When you hear about this, you may not believe it. The city of Los Angeles has a new water project in mind that could cost $8 billion, take 16 years to complete and provide as much as one-third of the city’s supply.
City officials are looking at treated sewage that empties into the ocean from Los Angeles’ wastewater treatment plants and turning it into drinking water.
The mayor recently vowed that the city will be recycling all of its wastewater by 2035 and using it to reduce its need for imported supplies. Seems crazy, right?
Currently, recycling provides only two percent of the city’s water. If it’s up to the mayor’s office, that number could jump to as high as 35 percent if the city stops dumping its treated effluent into the ocean and instead uses it to replenish local groundwater reserves that help supply municipal customers.

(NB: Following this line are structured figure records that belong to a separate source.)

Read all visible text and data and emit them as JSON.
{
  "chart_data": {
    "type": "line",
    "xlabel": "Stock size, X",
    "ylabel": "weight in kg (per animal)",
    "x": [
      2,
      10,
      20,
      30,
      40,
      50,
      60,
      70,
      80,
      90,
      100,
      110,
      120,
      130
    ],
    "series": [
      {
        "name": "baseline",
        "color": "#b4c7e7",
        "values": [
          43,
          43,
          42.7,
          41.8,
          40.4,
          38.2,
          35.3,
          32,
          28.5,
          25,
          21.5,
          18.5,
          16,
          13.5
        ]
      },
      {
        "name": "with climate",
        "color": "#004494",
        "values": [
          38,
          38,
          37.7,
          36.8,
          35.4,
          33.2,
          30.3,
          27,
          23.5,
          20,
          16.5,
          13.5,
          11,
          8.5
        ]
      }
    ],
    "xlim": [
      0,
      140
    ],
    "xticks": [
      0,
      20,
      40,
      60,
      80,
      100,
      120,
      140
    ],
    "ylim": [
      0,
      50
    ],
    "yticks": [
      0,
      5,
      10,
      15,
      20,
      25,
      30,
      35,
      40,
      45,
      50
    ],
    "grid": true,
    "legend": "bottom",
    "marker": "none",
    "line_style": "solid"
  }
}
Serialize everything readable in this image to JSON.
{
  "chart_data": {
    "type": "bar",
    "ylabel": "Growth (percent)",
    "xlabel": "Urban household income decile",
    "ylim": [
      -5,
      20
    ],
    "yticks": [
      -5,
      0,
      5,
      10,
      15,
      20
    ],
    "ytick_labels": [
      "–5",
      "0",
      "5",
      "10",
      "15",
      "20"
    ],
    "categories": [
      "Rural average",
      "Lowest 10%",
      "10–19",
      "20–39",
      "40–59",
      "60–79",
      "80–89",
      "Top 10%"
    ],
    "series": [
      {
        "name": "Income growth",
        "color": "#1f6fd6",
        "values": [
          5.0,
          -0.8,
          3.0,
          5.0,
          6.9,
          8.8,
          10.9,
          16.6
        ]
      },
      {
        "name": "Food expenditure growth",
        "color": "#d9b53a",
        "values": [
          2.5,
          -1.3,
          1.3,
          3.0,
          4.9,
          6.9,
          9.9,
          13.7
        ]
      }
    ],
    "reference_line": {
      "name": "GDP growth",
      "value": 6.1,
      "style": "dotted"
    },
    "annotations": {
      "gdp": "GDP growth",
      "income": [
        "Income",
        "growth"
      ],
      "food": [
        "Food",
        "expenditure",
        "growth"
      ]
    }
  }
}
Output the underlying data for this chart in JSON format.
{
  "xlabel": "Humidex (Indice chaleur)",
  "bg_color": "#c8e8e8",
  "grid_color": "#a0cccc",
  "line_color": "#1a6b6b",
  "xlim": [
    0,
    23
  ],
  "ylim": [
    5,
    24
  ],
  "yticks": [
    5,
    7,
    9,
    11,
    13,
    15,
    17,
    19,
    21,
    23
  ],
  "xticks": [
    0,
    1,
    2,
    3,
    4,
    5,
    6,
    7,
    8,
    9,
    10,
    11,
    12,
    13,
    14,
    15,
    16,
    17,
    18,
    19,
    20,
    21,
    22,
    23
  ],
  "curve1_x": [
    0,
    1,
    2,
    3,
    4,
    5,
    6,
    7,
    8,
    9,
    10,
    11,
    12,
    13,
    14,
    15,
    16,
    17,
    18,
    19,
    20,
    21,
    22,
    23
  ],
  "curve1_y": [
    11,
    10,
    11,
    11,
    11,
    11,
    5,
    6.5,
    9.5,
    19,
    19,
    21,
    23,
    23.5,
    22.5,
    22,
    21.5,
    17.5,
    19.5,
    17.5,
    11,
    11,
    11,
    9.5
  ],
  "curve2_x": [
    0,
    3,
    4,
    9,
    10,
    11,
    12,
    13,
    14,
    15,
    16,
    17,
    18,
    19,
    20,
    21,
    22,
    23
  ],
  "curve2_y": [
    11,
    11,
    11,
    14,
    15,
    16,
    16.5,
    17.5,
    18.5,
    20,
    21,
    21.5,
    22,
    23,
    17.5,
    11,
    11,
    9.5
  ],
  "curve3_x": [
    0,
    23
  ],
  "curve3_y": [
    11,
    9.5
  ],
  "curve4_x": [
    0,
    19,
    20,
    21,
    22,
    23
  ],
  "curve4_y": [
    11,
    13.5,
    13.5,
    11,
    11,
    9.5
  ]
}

All of this comes at a cost, though. There will need to be significant equipment upgrades that will be extremely costly and construction of a 15-mile pipeline among other items.
The plan will also require a change of heart by L.A. residents, who 18 years ago succeeded in killing a city project that would have used treated sewage to recharge the San Fernando Valley aquifer.
While the outcome doesn’t look promising for this lofty goal, city officials are optimistic. They say years of drought, declining imports and the high profile of a similar program in Orange County have softened resistance and they feel things are progressing in a positive manner.